Talk of light touch and heavy touch regulation paints a picture of HMRC on a quest for justice in a sea of tax evasion, but of course that isn’t a true reflection of the market. Where contractors are offering genuine independent services to customers, they are legitimately outside the regulations, and as companies and contractors have learned more about the new landscape, there has been a focus on properly defining what lies within and without the legislation. This is really the intention of the regulation, and it’s right that it happens.

Unfortunately, here there is another challenge. HMRC’s CEST tool really isn’t fit for purpose. In trying to provide answers by means of an automated algorithm, it simply cannot deal with the complexities of real life situations – and there are reports that up to a fifth of the time it can’t provide an answer at all.

All of this uncertainty and complexity is bad for the flexible market, and bad for business.

To support our customers in making good, well documented and rapid decisions and so enable them to find the resources they need, Vocative engaged with QDos. Through QDos’ custom (and HMRC approved) determination tool, our customers and contractors are able to have their engagements manually reviewed by an expert and make a supported determination: this has given them confidence in engaging with contractors off payroll where appropriate and meant that necessary expertise has been available.

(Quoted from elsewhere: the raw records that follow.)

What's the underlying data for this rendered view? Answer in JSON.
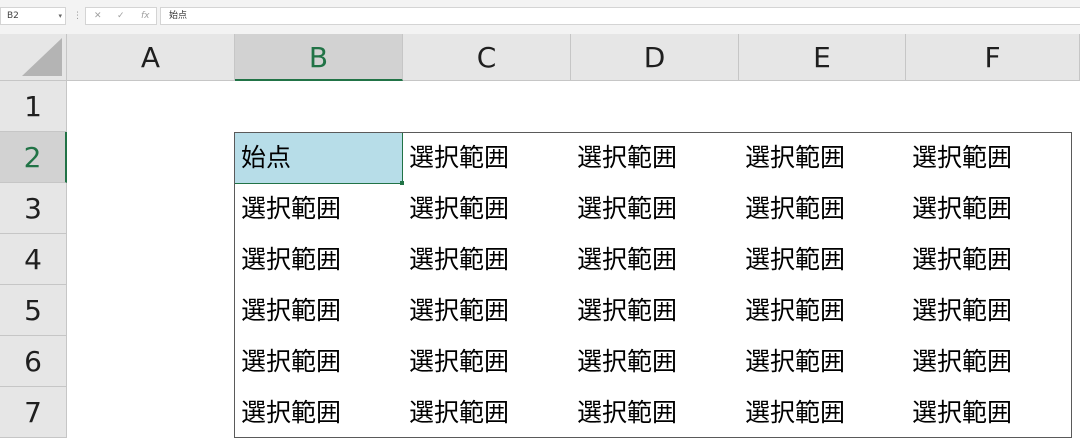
{
  "formula_bar": {
    "name_box": "B2",
    "formula": "始点",
    "icons": [
      "cancel-icon",
      "enter-icon",
      "insert-function-icon"
    ],
    "icon_glyphs": {
      "cancel": "✕",
      "enter": "✓",
      "fx": "fx"
    },
    "separator": "⋮"
  },
  "sheet": {
    "columns": [
      "A",
      "B",
      "C",
      "D",
      "E",
      "F"
    ],
    "rows": [
      "1",
      "2",
      "3",
      "4",
      "5",
      "6",
      "7"
    ],
    "active_cell": "B2",
    "selected_column": "B",
    "selected_row": "2",
    "cells": {
      "B2": "始点",
      "range_text": "選択範囲"
    }
  },
  "colors": {
    "accent": "#217346",
    "active_fill": "#b7dde8",
    "header_bg": "#e6e6e6"
  }
}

What the next year will look like as HMRC change their approach remains to be seen. There are still blanket bans in place in some organisations – despite the fact that this is explicitly outlawed – but commercial pressure is likely to see that situation change. Companies who think carefully about how to engage talent and who have a robust, well documented and fact based approach to determinations will continue to be able to secure the expertise they need.